Não se trata de questionar as referências e as possíveis citações que o espetáculo tenha. Algumas delas muito sutis e bem-empreendidas, como a escolha de uma atriz para viver o protagonista, remetendo à montagem protagonizada por Claudia Abreu ou a carnavalização de outro momento, remetendo ao “Ham-let” de Zé Celso.

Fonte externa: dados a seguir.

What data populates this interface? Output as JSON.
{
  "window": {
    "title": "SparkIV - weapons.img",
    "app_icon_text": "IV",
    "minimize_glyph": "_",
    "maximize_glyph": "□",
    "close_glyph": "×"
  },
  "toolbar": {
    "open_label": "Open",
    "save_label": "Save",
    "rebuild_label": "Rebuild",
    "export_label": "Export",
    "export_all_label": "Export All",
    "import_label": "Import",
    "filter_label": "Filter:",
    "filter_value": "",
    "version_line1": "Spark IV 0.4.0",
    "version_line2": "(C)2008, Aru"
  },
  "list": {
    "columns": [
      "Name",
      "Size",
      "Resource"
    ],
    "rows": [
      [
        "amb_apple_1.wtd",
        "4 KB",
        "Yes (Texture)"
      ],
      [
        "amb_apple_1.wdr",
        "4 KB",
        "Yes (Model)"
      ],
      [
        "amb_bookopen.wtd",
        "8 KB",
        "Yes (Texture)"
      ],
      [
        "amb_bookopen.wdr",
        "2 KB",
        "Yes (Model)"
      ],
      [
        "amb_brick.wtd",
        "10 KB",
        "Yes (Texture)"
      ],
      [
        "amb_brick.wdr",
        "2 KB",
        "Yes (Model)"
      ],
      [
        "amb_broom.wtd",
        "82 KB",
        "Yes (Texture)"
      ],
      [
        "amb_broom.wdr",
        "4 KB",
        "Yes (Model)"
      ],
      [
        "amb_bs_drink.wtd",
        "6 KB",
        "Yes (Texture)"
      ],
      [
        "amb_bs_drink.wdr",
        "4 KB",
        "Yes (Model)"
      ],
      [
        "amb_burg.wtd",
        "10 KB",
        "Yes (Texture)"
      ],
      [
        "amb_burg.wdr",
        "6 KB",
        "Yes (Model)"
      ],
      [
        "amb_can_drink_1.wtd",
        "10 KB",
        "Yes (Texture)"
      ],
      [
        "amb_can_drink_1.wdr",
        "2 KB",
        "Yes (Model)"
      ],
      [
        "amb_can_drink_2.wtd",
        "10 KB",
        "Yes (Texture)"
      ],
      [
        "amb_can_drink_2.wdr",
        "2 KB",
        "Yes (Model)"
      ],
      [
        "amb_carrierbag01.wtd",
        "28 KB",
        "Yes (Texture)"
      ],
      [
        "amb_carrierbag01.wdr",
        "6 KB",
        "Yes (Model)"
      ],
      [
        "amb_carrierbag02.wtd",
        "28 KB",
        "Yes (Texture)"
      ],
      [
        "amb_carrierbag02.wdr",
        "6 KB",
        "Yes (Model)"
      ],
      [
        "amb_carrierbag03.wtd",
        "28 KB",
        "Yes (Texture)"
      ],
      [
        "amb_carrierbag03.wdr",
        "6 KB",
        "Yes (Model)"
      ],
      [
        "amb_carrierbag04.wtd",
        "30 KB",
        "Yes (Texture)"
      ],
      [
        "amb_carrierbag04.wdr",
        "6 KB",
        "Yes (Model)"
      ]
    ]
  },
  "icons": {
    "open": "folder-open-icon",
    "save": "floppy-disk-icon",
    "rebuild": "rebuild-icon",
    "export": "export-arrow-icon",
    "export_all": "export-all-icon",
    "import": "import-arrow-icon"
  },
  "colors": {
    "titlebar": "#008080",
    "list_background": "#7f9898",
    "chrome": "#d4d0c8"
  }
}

Os pontos de intersecção entre a obra da Cia. dos Atores e do Tarja já começam pelo espaço cênico. Os atores estão em cena, numa espécie de arena, quando o público entra. Cadeiras e outros elementos contemporâneos (óculos escuros, guitarra, capacete) e referências pop (como a maquiagem escorrendo pelos olhos) preenchem o espaço. A relação que estabelecem com o texto também é muito similar, atualizando-o, comentando-o, ironizando-o. “Você acredita em Hamlet de cavalo branco?”. As semelhanças continuam ao longo da encenação (a forma como a música e a água são utilizadas no afogamento de Ofélia, os atores lendo trechos da peça, espada de desenho animado, lembrando o Power Rangers…), mas citá-las todas aqui seria um exercício exaustivo e desnecessário – até porque esses pontos de contato estão nos olhos de quem vê, no caso, os meus.
Independentemente das conclusões quanto à proximidade ou não dos espetáculos (se essas semelhanças entre as duas montagens forem propositais e se tratarem de uma contaminação-homenagem, foram até muito bem feitas), “Horácio” atinge relevante resultado em suas propostas cênicas. A imagem clássica de Hamlet carregando a face da caveira dá início à apresentação. Mas essa construção é logo interrompida pela apresentação de que aquele é Horácio e que ele será o narrador da história. Esse pequeno deslocamento dramatúrgico proporciona uma série de recursos à dramaturgia e à encenação, como os comentários que este personagem faz ao longo da trama, numa função próxima ao do coro da tragédia, os apartes com a plateia, a síntese de trechos que não serão ‘encenados’, o jogo ator/personagem que estabelece com os outros integrantes do elenco. Em alguns momentos, esse recurso é utilizado excessivamente, cabendo ao personagem funcionar quase que apenas como um “ponto” que sopra o texto ou faz pequenas piadinhas. Nesses momentos, se enfraquece. Gera empatia com o público, mas nem sempre acrescenta camadas à dramaturgia.
As composições de alguns atores se destacam no equilibrado elenco. Polônio aparece com sua bestialidade e infantilidade ressaltada pela interpretação do ator que lhe dá vida. Na pele do protagonista, a atriz mantém o vigor e a perturbação física que o personagem demanda, cabendo a ela os momentos mais “emocionais” da montagem. Em contrapartida, falta à caracterização da rainha o entorpecimento diante da realidade, tão bem ilustrado no breve momento da cena dos óculos escuros, os quais ela insiste em usar para não enxergar um palmo à sua frente. Cláudio também requer de algo mais para se mostrar tão sanguinário.
O humor é um dos pontos mais fortes da abordagem dada pelo espetáculo, como no momento em que morre Polônio, em que se estabelece uma convenção com o público. O único senão é que este elemento é repetido à exaustão em outras cenas (“morri!”), como se o grupo tivesse se empolgado com o resultado (riso) conquistado junto ao público.
Os símbolos também são utilizados de maneira inteligente e divertida. Os olhos são marcados pelo luto, simbolizado pela maquiagem preta, numa possível alusão de que aqueles personagens derramaram muitas lágrimas, ou ainda quando Hamlet se mostra tão ensimesmado em sua vingança que usa um capacete. A marchinha de Carnaval na cena do banquete de Cláudio, enquanto Hamlet diz que o hábito de beber e dançar já deixou o país famoso em terras estrangeiras, nos remete diretamente ao próprio Brasil. O grupo de atores formando o espectro do pai do Hamlet, além de uma bela imagem, remete aos coros gregos, espécie de “consciência” que insiste em assombrar Hamlet.
“Horácio” materializa em cena algumas questões caras ao teatro contemporâneo no Brasil: o processo colaborativo dos grupos, a relação com os clássicos e a construção de dramaturgia própria, as múltiplas técnicas a serviço do trabalho do ator, a relação com o espaço e com o espectador, resolvendo, em sua maioria, de maneira inventiva as propostas que levanta. Mas, cada espectador traz consigo, para o encontro teatral, seu próprio repertório. Minha relação com o espetáculo foi, em vários momentos, interrompida por uma sensação de “acho que já vi isso antes… e mais bem feito”. Até que ponto eu é que não estava excessivamente assombrada por “Ensaio.Hamlet”?. É inegável a marca que alguns espetáculos deixam.